In Memoriam: Stanley Eisenstat (1944 – 2020)
Professor of Computer Science
Stan Eisenstat, B.S. Case Institute of Technology, Ph.D. Stanford University, faculty member at Yale since 1971, was an internationally renowned computational mathematician and computer scientist with major research interests in parallel computing and numerical linear and nonlinear algebra. A life-changing teacher, Stan served for many years as director of undergraduate studies in Computer Science. He was fiercely devoted to both the program and its students.
Trained as a mathematician, Stan was a strong theoretician and a world-class software implementer. The kernel of his research was the development, mathematical analysis, and implementation of core algorithms (both serial and parallel) for some of the most important problems in numerical linear and nonlinear algebra. He made seminal contributions to several problems involving large sparse datasets and matrices that arise frequently in engineering and the physical sciences and are increasingly common in the social and biomedical sciences.
In virtually every area he touched, Stan developed new ways of thinking to construct innovative algorithms. Examples include inexact Newton methods for nonlinear algebraic systems; algorithms and software for sparse Gaussian elimination; iterative methods and preconditioning methods for large systems of linear equations; and fast and robust algorithms for eigenvalue and singular value decompositions. For the latter work, he and his former student Ming Gu (winner of the 1996 Householder Award for best Ph.D. dissertation on numerical linear algebra) were recipients of the SIAM Activity Group on Linear Algebra Best Paper Prize in 1997. In 2018, Stan was designated a SIAM Fellow “for development and analysis of fast computational algorithms for linear and nonlinear systems of equations.”
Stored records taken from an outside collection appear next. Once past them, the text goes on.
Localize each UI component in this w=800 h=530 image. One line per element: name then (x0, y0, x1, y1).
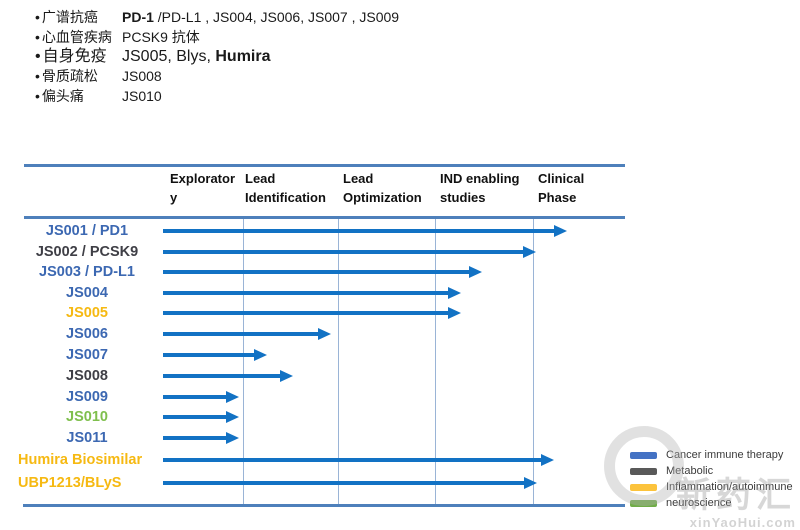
bullet-detail-part: JS005, Blys, (122, 48, 216, 65)
bullet-term: 广谱抗癌 (35, 8, 122, 28)
bullet-detail-part: /PD-L1 , JS004, JS006, JS007 , JS009 (153, 9, 400, 25)
legend-label: Inflammation/autoimmune (666, 481, 793, 493)
bullet-detail: PCSK9 抗体 (122, 28, 200, 48)
progress-arrow (163, 374, 280, 378)
legend-swatch-icon (630, 451, 657, 459)
program-label: JS006 (66, 326, 108, 342)
legend-swatch-icon (630, 499, 657, 507)
legend-label: neuroscience (666, 497, 732, 509)
program-label: JS010 (66, 409, 108, 425)
bullet-detail: JS005, Blys, Humira (122, 47, 271, 67)
program-label: JS011 (66, 430, 108, 446)
program-label: JS005 (66, 305, 108, 321)
category-legend: Cancer immune therapy Metabolic Inflammati… (630, 449, 793, 513)
chart-header-separator-rule (24, 216, 625, 219)
program-label: JS009 (66, 389, 108, 405)
progress-arrow (163, 436, 226, 440)
progress-arrow (163, 415, 226, 419)
legend-swatch-icon (630, 483, 657, 491)
stage-gridline (533, 219, 534, 506)
bullet-detail: JS008 (122, 67, 162, 87)
bullet-term: 自身免疫 (35, 47, 122, 67)
legend-item: Inflammation/autoimmune (630, 481, 793, 493)
progress-arrow (163, 353, 254, 357)
program-label: JS004 (66, 285, 108, 301)
program-label: Humira Biosimilar (18, 452, 143, 468)
progress-arrow (163, 229, 554, 233)
stage-gridline (243, 219, 244, 506)
progress-arrow (163, 270, 469, 274)
stage-header: Lead Optimization (343, 171, 422, 205)
chart-bottom-rule (23, 504, 625, 507)
stage-gridline (435, 219, 436, 506)
bullet-detail-part: PD-1 (122, 9, 154, 25)
bullet-term: 心血管疾病 (35, 28, 122, 48)
progress-arrow (163, 250, 523, 254)
program-label: JS003 / PD-L1 (39, 264, 135, 280)
progress-arrow (163, 291, 448, 295)
legend-label: Cancer immune therapy (666, 449, 784, 461)
legend-item: neuroscience (630, 497, 793, 509)
bullet-detail-part: Humira (215, 48, 271, 65)
program-label: JS007 (66, 347, 108, 363)
bullet-detail-part: PCSK9 抗体 (122, 28, 200, 45)
program-label: UBP1213/BLyS (18, 475, 122, 491)
bullet-detail-part: JS008 (122, 68, 162, 84)
stage-header: IND enabling studies (440, 171, 520, 205)
legend-swatch-icon (630, 467, 657, 475)
legend-item: Metabolic (630, 465, 793, 477)
progress-arrow (163, 481, 524, 485)
stage-header: Exploratory (170, 171, 236, 205)
legend-item: Cancer immune therapy (630, 449, 793, 461)
bullet-term: 骨质疏松 (35, 67, 122, 87)
legend-label: Metabolic (666, 465, 714, 477)
bullet-detail: JS010 (122, 87, 162, 107)
program-label: JS008 (66, 368, 108, 384)
stage-header: Clinical Phase (538, 171, 585, 205)
program-label: JS002 / PCSK9 (35, 244, 139, 260)
bullet-detail-part: JS010 (122, 87, 162, 104)
stage-header: Lead Identification (245, 171, 326, 205)
bullet-detail: PD-1 /PD-L1 , JS004, JS006, JS007 , JS00… (122, 8, 399, 28)
progress-arrow (163, 395, 226, 399)
stage-gridline (338, 219, 339, 506)
program-label: JS001 / PD1 (45, 223, 129, 239)
chart-top-rule (24, 164, 625, 167)
progress-arrow (163, 458, 541, 462)
bullet-term: 偏头痛 (35, 87, 122, 107)
progress-arrow (163, 311, 448, 315)
progress-arrow (163, 332, 318, 336)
Throughout his career, Stan was a mentor and éminence grise for multiple generations of young scientists who passed through Yale under the aegis of the Yale Center for Research Computing (which Stan co-directed with Martin Schultz). People left meetings with Stan feeling that his comments had shaped some of their most significant research contributions. Importantly, much of Stan’s work found its way into widely used software such as Matlab, Mathematica, and R, so it will have lasting impact on computational scientists for generations to come.
Reading the dozens of tributes to Stan made available on a site through the Computer Science department after he died is to gain some measure of his influence and to suggest a model for what a great teacher is. Former students praise his life-changing teaching (“He was one of the best teachers I had at any level—preschool or beyond—indeed perhaps the single best”). Present students, in a chorus, praise his inspiration (”he made me want to reach his level of mastery”); his brilliant teaching (“infectiously enthusiastic and passionate”); his constant search for even better teaching approaches (“he taught the class for 30 years but was always trying to do a better job”); his willingness to meet students wherever they were (“he would give me a tip that would move me forward exactly the right amount”); his lasting influence (“many Yale alumni I’ve met through the technology industry have mentioned his incredible impact”); and his ability to inspire devotion through his devotion (“I wanted to succeed not just for myself but for him”). Reading these pages would be a good task to set for any beginning teacher at any level in any school anywhere.
It is too bad Stan did not have these to read when he was alive, but we can only hope he knew how much he was valued. As one student wrote, and as many can agree, “I was honored and blessed to have known him.”